Given that people will often use a taxi after nights out, it’s worth considering that alcohol can worsen the experience, as can smoking and coffee. Car sickness also tends to be worse in cities, where traffic can be stop-and-start at the best of times, or when running late stress and anxiety can also exacerbate severity.
“Some studies found that, for example on planes, some people that are not necessarily motion sick but are very stressed and anxious before travel will get motion sick even if they’re not normally susceptible,” Emond says. “Whereas people who are very sensitive to motion sickness but are not stressed do not get air sick.”
The position of your body can even have an influence. One study found that symptoms escalate when passengers adopt a head-down posture, which connects to another exacerbating factor – looking at your phone.
“I did a bit of research and I saw the TikTok generation are saying electric cars are making them dizzy,” Wareing says. “But that’s probably because people are sitting there on their phones. If you’re looking at this static device in the back of a moving car, that doesn’t quite make sense and might make you feel dizzy or nauseated.”

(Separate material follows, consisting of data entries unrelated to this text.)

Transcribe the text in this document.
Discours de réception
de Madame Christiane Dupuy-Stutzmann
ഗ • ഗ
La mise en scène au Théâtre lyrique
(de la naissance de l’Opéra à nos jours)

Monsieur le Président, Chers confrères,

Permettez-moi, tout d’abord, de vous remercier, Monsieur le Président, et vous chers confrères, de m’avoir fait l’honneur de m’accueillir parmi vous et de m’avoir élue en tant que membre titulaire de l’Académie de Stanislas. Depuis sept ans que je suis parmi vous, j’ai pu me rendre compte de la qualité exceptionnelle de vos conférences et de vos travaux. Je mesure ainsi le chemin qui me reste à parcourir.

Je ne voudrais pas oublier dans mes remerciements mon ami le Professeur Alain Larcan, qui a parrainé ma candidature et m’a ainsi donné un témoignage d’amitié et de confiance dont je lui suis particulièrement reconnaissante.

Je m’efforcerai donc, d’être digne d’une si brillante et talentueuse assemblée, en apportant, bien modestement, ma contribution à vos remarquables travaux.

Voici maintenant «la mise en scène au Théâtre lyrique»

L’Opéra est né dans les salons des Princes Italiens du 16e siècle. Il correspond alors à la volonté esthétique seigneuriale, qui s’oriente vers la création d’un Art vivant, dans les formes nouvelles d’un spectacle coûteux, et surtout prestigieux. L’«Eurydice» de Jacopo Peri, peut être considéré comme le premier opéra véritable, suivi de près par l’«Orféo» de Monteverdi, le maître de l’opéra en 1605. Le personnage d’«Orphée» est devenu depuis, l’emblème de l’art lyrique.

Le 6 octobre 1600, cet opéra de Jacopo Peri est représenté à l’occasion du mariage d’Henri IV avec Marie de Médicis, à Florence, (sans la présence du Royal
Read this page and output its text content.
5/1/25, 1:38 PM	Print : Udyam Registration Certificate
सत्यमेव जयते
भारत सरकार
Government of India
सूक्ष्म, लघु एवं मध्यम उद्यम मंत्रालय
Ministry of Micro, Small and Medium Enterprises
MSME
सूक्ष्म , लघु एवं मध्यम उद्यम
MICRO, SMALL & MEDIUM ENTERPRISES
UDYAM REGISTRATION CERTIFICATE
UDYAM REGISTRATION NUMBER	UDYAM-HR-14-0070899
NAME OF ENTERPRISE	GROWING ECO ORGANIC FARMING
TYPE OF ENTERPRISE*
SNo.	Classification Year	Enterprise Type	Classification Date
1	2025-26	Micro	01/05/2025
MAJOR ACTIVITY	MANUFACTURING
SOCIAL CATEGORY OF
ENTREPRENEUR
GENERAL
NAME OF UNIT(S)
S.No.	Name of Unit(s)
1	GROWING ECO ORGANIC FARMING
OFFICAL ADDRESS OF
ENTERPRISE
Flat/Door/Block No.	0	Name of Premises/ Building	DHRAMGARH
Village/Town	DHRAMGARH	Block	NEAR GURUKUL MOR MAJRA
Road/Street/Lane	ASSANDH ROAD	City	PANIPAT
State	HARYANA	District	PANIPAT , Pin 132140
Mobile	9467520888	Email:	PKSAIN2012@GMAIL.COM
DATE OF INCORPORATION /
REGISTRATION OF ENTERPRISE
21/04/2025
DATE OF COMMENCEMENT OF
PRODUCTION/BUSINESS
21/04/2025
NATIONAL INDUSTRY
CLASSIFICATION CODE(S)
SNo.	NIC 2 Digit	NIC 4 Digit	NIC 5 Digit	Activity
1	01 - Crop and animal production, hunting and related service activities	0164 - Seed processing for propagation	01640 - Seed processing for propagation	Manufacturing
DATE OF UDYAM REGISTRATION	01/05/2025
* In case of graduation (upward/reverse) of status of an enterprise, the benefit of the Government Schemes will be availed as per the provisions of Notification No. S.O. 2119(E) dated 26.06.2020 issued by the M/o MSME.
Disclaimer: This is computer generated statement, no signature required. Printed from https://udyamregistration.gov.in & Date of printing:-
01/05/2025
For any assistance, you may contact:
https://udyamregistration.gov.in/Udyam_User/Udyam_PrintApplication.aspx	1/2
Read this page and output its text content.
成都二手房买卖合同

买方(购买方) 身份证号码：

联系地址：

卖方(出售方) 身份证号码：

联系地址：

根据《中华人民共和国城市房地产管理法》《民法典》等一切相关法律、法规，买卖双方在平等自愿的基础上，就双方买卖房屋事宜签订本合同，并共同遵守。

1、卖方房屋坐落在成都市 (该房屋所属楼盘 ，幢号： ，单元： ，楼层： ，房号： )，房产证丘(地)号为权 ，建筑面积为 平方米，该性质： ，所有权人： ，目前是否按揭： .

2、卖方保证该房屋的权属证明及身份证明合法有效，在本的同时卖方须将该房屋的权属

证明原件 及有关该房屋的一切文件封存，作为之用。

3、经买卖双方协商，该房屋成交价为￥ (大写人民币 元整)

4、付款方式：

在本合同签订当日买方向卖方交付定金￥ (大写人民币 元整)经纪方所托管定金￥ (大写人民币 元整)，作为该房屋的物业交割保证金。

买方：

Experts say the best solutions to managing car sickness are to remain focused on the road ahead, sitting in the front if you can. If you can reduce postural sway, that can sometimes help too. And where possible, avoid anything that makes nausea worse – including looking at your phone.
Plus, this is not a forever problem. Emond describes the current period we’re in as a “transition phase” where we introduce the new technology and iron out the kinks.
Your next read
“Almost all manufacturers are interested in this topic, and if motion sickness is not tackled right now, that’s a problem for car manufacturers because it will lead to an acceptance problem.”
Then, there’s the quality of the driving. I’ve had terrible rides in EVs, and I’ve had good ones.
“In my experience, you do need to be a little smoother in electric cars than you do in traditional combustion engines, mainly to do with the response of the motor,” Lane says. “If the driver is not someone who’s smooth on the controls, like the pedals or the steering, you can actually have quite a jerky experience, especially as a passenger.”Hopefully as more people drive EVs the driving quality will get better, and much less nauseating.